Adapted loosely from 1969’s joint Italian/French production, La Piscine, A Bigger Splash plays with similar themes and yet is completely unique. The sexual politics are front and center, as each member of the quartet wears their psychic damage as casually as they lose their clothes. Which is to say there is an inordinate amount of Ralph Fiennes wang on display. But this underlines how utterly European this film is, filled the sort of bacchanalia that is often found in Italian cinema.

A Bigger Splash is, in some ways, simple in its ambitions. Even when the larger world intrudes on these four obscenely self-absorbed humans, it is either an impediment or happy circumstance, but never anything more. Their universe is the four of them with the occasional space for a select few. From beginning to end this is an intimate film, both spatially and emotionally, despite its leisurely pace and beautiful setting.

The film details, in exquisite shot after exquisite shot, the sexual jealousy and profound emotional fragility that dooms all four of the players. And if the narrative drifts to and fro in the Siroccos that punctuate the last third of the film, it simply underpins how emotionally untethered these people are.

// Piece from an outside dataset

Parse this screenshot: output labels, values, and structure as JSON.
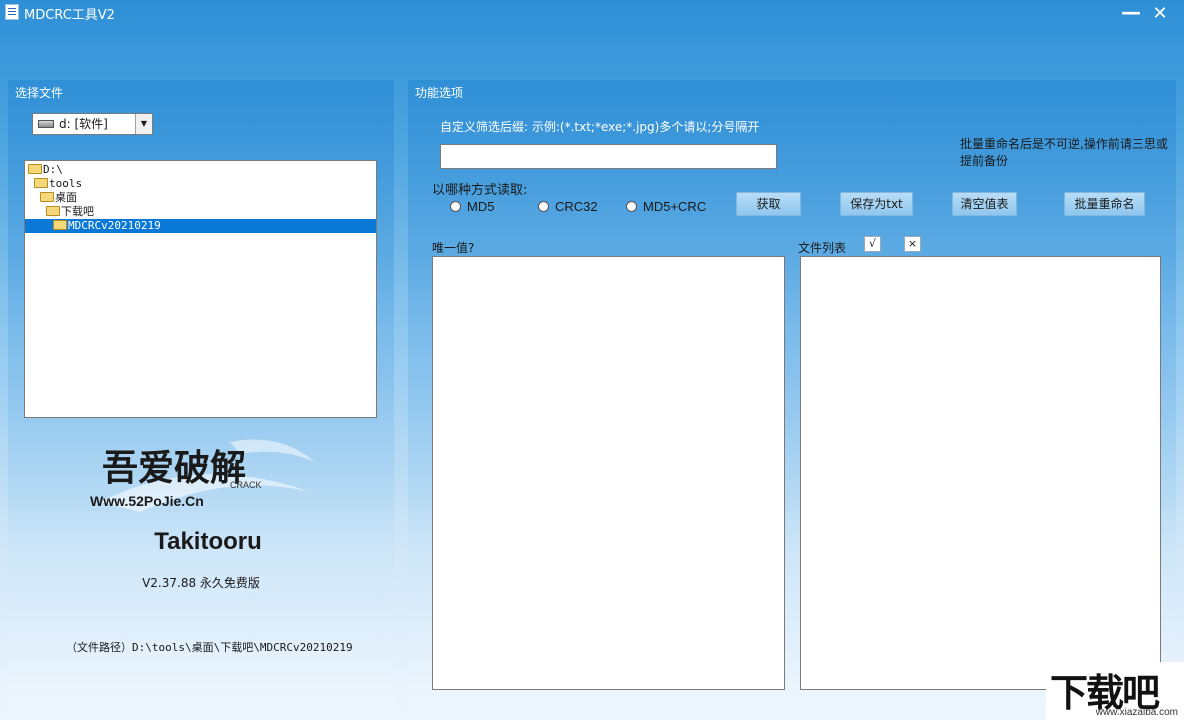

Always on the verge of some personal disaster—whether self-inflicted or the result of simple misfortune, each is, in turn, fascinating in an imminent-train-wreck kind of way.

When the first few bars of your song introduced us to this world, it immediately suggests a particular tone—slightly drunk, hedonistic, and more than a little out of control. And when the final few bars usher us toward an ending that is both inevitably pathetic and unpleasant, I was left completely satisfied.

In the same way certain songs, despite their flaws, (or perhaps because of them) manage to undermine the commercial requirements that shape most art, A Bigger Splash scratches an itch that is too esoteric to commodify.